Please try yourself, it's simple enough:

       time dd if=/dev/hda of=/dev/null bs=16M count=100
       time dd if=/dev/hda of=/dev/null bs=16M count=100 iflag=sync
       time dd if=/dev/hda of=/dev/null bs=16M count=100 iflag=direct

if you can measure any slowdown in the sync/direct you're welcome (it
runs faster here... as it should). The pipeline stall is not
measurable when it's so infrequent, and actually the pipeline stall is
not a big issue when the I/O is contigous and the dma commands are
always large.

aio is mandatory only while dealing with small buffers, especially
while seeking to take advantage of the elevator.

> No, semantics have nothing to do with performance.  Semantics deals with 
> the state of the machine after the call, not how quickly it got there. 
> Semantics is a question of correct operation, not optimal.

This whole thing is about performance, if you remove performance
factors from the equation, you can stick to your O_SYNC 512bytes at
time to the journal design. You're perfectly right that when you
remove performance from the equation you can claim that O_DIRECT is
much the same as O_SYNC.

> With both O_DIRECT and O_SYNC, the machine state is essentially the same 
> after the call: the data has hit the disk.  Aside from the performance 
> difference, the application can not tell the difference between O_DIRECT 
> and O_SYNC, so if that performance difference can be resolved by 
> changing the implementation, Linus can be happy and get rid of O_DIRECT.

Guess what, if O_SYNC could run as fast as O_DIRECT by still passing
through pagecache, O_DIRECT wouldn't exist. You can't pretend to
describe the semantics of any kernel API if you remove performance
considerations from it. It must be some not useful university theory
if they thought you that performance evaluation must not be present in
the semantics. If that's the case, it's best you stop talking about
semantics when you discuss about any kernel APIs. A ton of kernel APIs
are all about improving performance, so they'll all be the same if you
only look at your performance agnostic semantics, it's not just
O_DIRECT that would become the same as O_SYNC.
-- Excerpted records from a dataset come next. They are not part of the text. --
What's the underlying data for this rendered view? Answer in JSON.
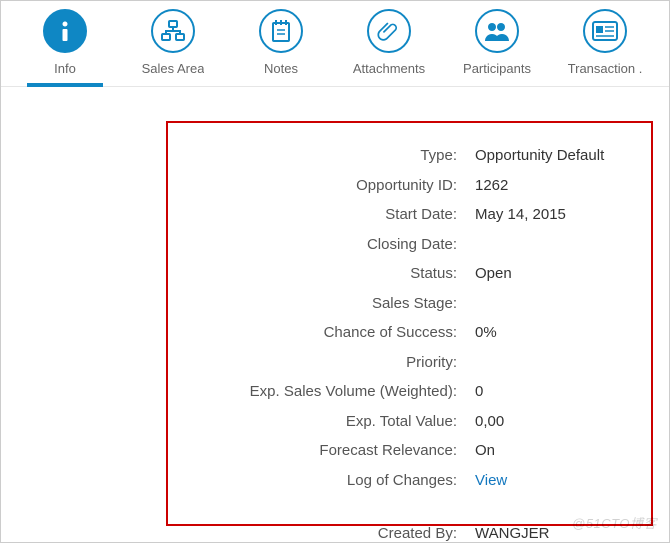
{
  "tabs": [
    {
      "id": "info",
      "label": "Info",
      "icon": "info-icon"
    },
    {
      "id": "sales-area",
      "label": "Sales Area",
      "icon": "org-icon"
    },
    {
      "id": "notes",
      "label": "Notes",
      "icon": "notepad-icon"
    },
    {
      "id": "attachments",
      "label": "Attachments",
      "icon": "paperclip-icon"
    },
    {
      "id": "participants",
      "label": "Participants",
      "icon": "people-icon"
    },
    {
      "id": "transaction",
      "label": "Transaction .",
      "icon": "card-icon"
    }
  ],
  "active_tab": "info",
  "details": {
    "type": {
      "label": "Type:",
      "value": "Opportunity Default"
    },
    "opportunity_id": {
      "label": "Opportunity ID:",
      "value": "1262"
    },
    "start_date": {
      "label": "Start Date:",
      "value": "May 14, 2015"
    },
    "closing_date": {
      "label": "Closing Date:",
      "value": ""
    },
    "status": {
      "label": "Status:",
      "value": "Open"
    },
    "sales_stage": {
      "label": "Sales Stage:",
      "value": ""
    },
    "chance": {
      "label": "Chance of Success:",
      "value": "0%"
    },
    "priority": {
      "label": "Priority:",
      "value": ""
    },
    "exp_sales_weighted": {
      "label": "Exp. Sales Volume (Weighted):",
      "value": "0"
    },
    "exp_total_value": {
      "label": "Exp. Total Value:",
      "value": "0,00"
    },
    "forecast_relevance": {
      "label": "Forecast Relevance:",
      "value": "On"
    },
    "log_of_changes": {
      "label": "Log of Changes:",
      "value": "View"
    },
    "created_by": {
      "label": "Created By:",
      "value": "WANGJER"
    }
  },
  "watermark": "@51CTO博客",
  "colors": {
    "accent": "#0f87c4"
  }
}
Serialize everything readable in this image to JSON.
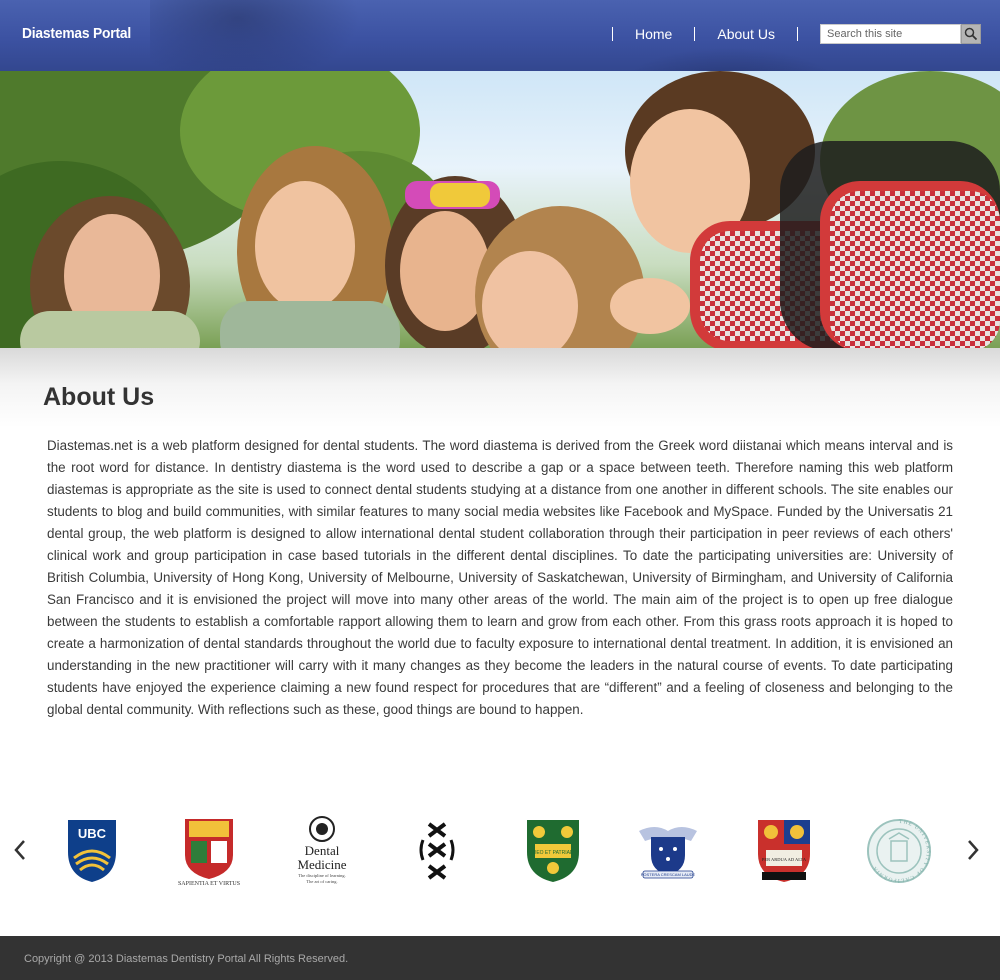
{
  "header": {
    "brand": "Diastemas Portal",
    "nav": [
      {
        "label": "Home"
      },
      {
        "label": "About Us"
      }
    ],
    "search": {
      "placeholder": "Search this site",
      "icon": "search-icon"
    }
  },
  "hero": {
    "image": "students-smiling-photo"
  },
  "main": {
    "title": "About Us",
    "body": "Diastemas.net is a web platform designed for dental students. The word diastema is derived from the Greek word diistanai which means interval and is the root word for distance. In dentistry diastema is the word used to describe a gap or a space between teeth. Therefore naming this web platform diastemas is appropriate as the site is used to connect dental students studying at a distance from one another in different schools. The site enables our students to blog and build communities, with similar features to many social media websites like Facebook and MySpace. Funded by the Universatis 21 dental group, the web platform is designed to allow international dental student collaboration through their participation in peer reviews of each others' clinical work and group participation in case based tutorials in the different dental disciplines. To date the participating universities are: University of British Columbia, University of Hong Kong, University of Melbourne, University of Saskatchewan, University of Birmingham, and University of California San Francisco and it is envisioned the project will move into many other areas of the world. The main aim of the project is to open up free dialogue between the students to establish a comfortable rapport allowing them to learn and grow from each other. From this grass roots approach it is hoped to create a harmonization of dental standards throughout the world due to faculty exposure to international dental treatment.  In addition, it is envisioned an understanding in the new practitioner will carry with it many changes as they become the leaders in the natural course of events. To date participating students have enjoyed the experience claiming a new found respect for procedures that are “different” and a feeling of closeness and belonging to the global dental community. With reflections such as these, good things are bound to happen."
  },
  "carousel": {
    "prev_icon": "chevron-left-icon",
    "next_icon": "chevron-right-icon",
    "logos": [
      {
        "name": "ubc-logo",
        "text": "UBC"
      },
      {
        "name": "hku-logo",
        "text": "SAPIENTIA ET VIRTUS"
      },
      {
        "name": "dental-medicine-logo",
        "title": "Dental",
        "title2": "Medicine",
        "tag1": "The discipline of learning.",
        "tag2": "The art of caring."
      },
      {
        "name": "uva-logo"
      },
      {
        "name": "usask-logo",
        "text": "DEO ET PATRIAE"
      },
      {
        "name": "melbourne-logo",
        "text": "POSTERA CRESCAM LAUDE"
      },
      {
        "name": "birmingham-logo",
        "text": "PER ARDUA AD ALTA"
      },
      {
        "name": "uc-seal-logo",
        "text": "THE UNIVERSITY OF CALIFORNIA"
      }
    ]
  },
  "footer": {
    "copyright": "Copyright @ 2013 Diastemas Dentistry Portal All Rights Reserved."
  },
  "colors": {
    "header": "#3c52a2",
    "footer": "#333333",
    "text": "#3a3a3a"
  }
}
The thing I could imagine to avoid bypassing the pagecache, would be
to make MAP_SHARED asynchronous with a new readahead AIO method,
combined with a trick to fill pagetables scattered all over the
address space of the task with a single entry in the kernel (like
mlock does but with SG and w/o pte pinning), and then you would need
to find a way to map ext3/4 pagecache using largepages but without
triggering 2M or 1G reads at every largepte fill. If you think about
it, you'll probably realize O_DIRECT+hugetlbfs is much cleaner and
probably still faster ;). And still MAP_SHARED of ext4 wouldn't be the
same as MAP_SHARED of tmpfs, as it forbids to build logical indexes in
place (you'd need to cow before you can modify the cache).